Selen im Verbund: Vitamin D und Zink
Selen wirkt nicht im Vakuum. Bei Hashimoto ist die Immunregulation das übergeordnete Thema – und dabei greifen mehrere Mikronährstoffe ineinander.
Vitamin D und Zink wirken bei der Immunmodulation synergistisch mit Selen. Konkret: Ein unzureichender Vitamin-D-Spiegel kann den Nutzen einer Selen-Supplementierung begrenzen. Wer Selen gezielt einsetzen möchte, sollte deshalb auch den Vitamin-D- und Zinkstatus im Blick haben. Plausibel ~
Diese Zusammenhänge unterstreichen, warum ein isolierter Blick auf einzelne Laborwerte oft nicht ausreicht – und warum eine begleitende ärztliche Kontrolle nicht nur formal sinnvoll ist, sondern inhaltlich einen echten Unterschied macht.
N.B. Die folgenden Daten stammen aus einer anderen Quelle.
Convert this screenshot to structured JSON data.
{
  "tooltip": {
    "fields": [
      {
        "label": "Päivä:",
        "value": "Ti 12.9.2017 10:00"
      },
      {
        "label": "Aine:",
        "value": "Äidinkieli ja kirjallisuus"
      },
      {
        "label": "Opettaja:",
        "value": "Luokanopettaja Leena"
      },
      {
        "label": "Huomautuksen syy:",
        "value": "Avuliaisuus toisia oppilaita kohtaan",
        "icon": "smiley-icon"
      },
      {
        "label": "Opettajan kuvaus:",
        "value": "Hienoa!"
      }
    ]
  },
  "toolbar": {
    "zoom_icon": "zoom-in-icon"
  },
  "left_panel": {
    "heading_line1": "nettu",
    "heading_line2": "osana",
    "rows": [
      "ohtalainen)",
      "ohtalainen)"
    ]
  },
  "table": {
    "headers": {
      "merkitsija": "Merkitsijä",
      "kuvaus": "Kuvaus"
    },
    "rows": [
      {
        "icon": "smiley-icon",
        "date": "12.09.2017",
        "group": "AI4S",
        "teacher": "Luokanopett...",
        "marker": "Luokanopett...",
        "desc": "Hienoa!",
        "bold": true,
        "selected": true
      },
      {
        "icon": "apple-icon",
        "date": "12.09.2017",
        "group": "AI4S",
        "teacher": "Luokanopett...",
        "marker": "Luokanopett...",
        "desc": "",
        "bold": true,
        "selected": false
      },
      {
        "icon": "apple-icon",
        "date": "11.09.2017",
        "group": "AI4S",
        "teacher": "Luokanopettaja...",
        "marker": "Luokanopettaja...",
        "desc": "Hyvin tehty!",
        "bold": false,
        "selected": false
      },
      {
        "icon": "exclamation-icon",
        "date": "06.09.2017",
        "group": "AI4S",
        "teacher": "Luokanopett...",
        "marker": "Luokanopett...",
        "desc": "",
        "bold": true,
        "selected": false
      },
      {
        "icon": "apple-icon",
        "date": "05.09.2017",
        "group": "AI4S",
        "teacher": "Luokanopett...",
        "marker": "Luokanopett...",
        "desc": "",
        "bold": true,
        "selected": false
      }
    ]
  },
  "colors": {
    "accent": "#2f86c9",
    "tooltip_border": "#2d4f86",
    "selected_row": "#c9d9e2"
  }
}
Was das im Alltag bedeutet
Für Betroffene mit Hashimoto ergibt sich aus dem aktuellen Wissensstand ein klares Bild:
- Selen ist bei Hashimoto kein „nice to have", sondern ein Kofaktor mit nachgewiesener Relevanz
- Die Wahl der Form (organisches Selenomethionin) und die richtige Messung (Vollblut) sind entscheidend
- Die Dosierung muss engmaschig kontrolliert werden – zu wenig hilft nicht, zu viel schadet
- Vitamin D und Zink sollten mitgedacht werden
Keiner dieser Punkte erfordert Extremmaßnahmen. Aber er erfordert, dass das Thema in der ärztlichen Begleitung aktiv angesprochen wird – und nicht still unter den Tisch fällt, weil der TSH-Wert stimmt.
Selen erfüllt bei Hashimoto eine doppelte Schutzfunktion: Es steuert die Umwandlung von T4 zu T3 und schützt die Schilddrüsenzellen vor oxidativem Stress.
Belegt ✓
Selenomethionin (organische Form) zeigt in Studien eine Reduktion der TPO-Antikörper um 30–50 %.
Belegt ✓
Die organische Form hat eine deutlich bessere Bioverfügbarkeit als anorganisches Selenat.
Plausibel ~
Dosierung: 100–200 µg täglich; ab 400 µg täglich beginnt der Toxizitätsbereich. Kontrolle ist Pflicht.
Messung: Vollblut ist genauer als Serum – Serumwerte können einen Mangel verdecken.
Plausibel ~
Synergisten: Vitamin D und Zink wirken bei der Immunmodulation zusammen mit Selen – ein unausgeglichener Vitamin-D-Spiegel kann den Nutzen begrenzen.
Plausibel ~
Dieser Artikel entstand auf Basis der Wissenssammlung zu Hashimoto und Mikronährstoffen auf DocAgents.de – Kapitel 20: Ernährung und Mikronährstoffe. Die Evidenzstufe „belegt" entspricht dem Vorliegen mehrerer kontrollierter Studien oder Metaanalysen. Alle Aussagen sind entsprechend ihrer Evidenzlage gekennzeichnet.